In this work features were extracted using stationary wavelet transform. Applying DCT on each subband of SWT reduces the overall feature vector length. Four different features are created by combining DCT coefficients from different subbands, that is, LH, HL, LH + HL + HH, and LH + HL considering horizontal, vertical, horizontal + vertical + diagonal, and horizontal + vertical information. Twenty images for each expression are used for training purpose and the rest of the images are used for testing. Table 1 shows the CRRs of seven emotions on JAFFE and MS-Kinect dataset by considering different features vectors based on the selection of SWT subbands. It is evident from Table 1 that horizontal and vertical SWT subband contribute more in accurately recognizing the facial expression. The combination of features from LH and HL subband representing horizontal and vertical features of the face gives the best CRR of 98.83%, 96.61%, and 94.28% for JAFEE, CK+, and MS-Kinect dataset, respectively.

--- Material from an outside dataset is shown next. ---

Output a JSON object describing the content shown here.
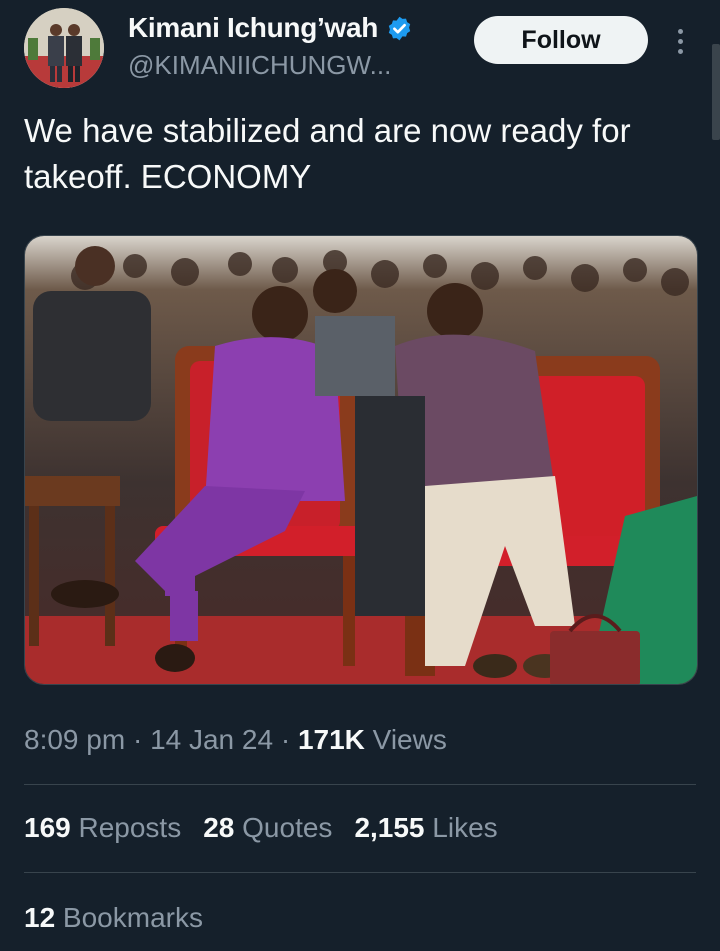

The confusion matrix of seven emotions on JAFFE dataset is presented in Table 2. Anger and disgust emotions are difficult to recognize with respect to other expressions having CRR of 96.6 and 96.4 percent, respectively. On the other hand the rest of the facial expressions are perfectly recognized. In terms of misrecognition rate, anger contributes the most in the reduction of overall performance. Table 3 represents the confusion matrix of CK+ dataset. Anger and surprise emotions are recognized with higher recognition rate while disgust, fear, and happy emotions are recognized with lesser recognition rate. The confusion matrix of seven emotions on MS-Kinect dataset is presented in Table 4. It is evident that sad, fear, and happy facial expressions are difficult to be recognized with the CRR of 86.6, 90, and 93 percent, respectively. On the other hand the rest of the facial expressions are perfectly recognized. In terms of misrecognition rate, sadness contributes the most to the reduction of overall performance.

Table 5 represents the comparison of proposed facial expression recognition scheme with the state-of-the-art methods. The state-of-the-art schemes are selected because they used frequency domain features, similar testing strategy, and the same dataset. It is evident from the table that the proposed scheme outperforms state-of-the-art approaches when JAFFE dataset is used. The CRR of the proposed scheme is 19.53, 7.83, 5.9, and 3.66 percent higher than those in [23], [26], [27], and [28], respectively.

5. Conclusion

This study investigates the facial expression recognition system from images using stationary wavelet transform features. These features have also been compared with other state-of-the-art frequency domain features in terms of correct recognition rate and classification accuracy. The simulation results also reveal meaningful performance improvements due to the use of SWT features. Different emotions generate varying muscle movements. However, majority of the emotions bring horizontal and vertical muscle movement on the face. Therefore, features are combined from LH and HL subband of SWT representing horizontal and vertical direction, respectively. Decimation operation is not involved in SWT, which results in a large number of coefficients. Hence, DCT is performed to reduce the features dimension. The results indicate that SWT based features show 19.53, 7.83, 5.9, and 3.66 percent better recognition results than DCT based, Gabor based, patched based, and curvelet based features when applied on JAFFE dataset. Moreover, the highest accuracy of proposed scheme is 98.8%, 96.61%, and 94.28% in case of JAFFE, CK+, and MS-Kinect, respectively, when LH + HL information is utilized. The proposed facial expression recognition scheme can play a vital role in HCI and Kinect based applications. In the future, we intend to use the proposed facial expression recognition scheme for the generation of personalized video summaries.

Competing Interests

The authors declare that there is no conflict of interests regarding the publication of this paper.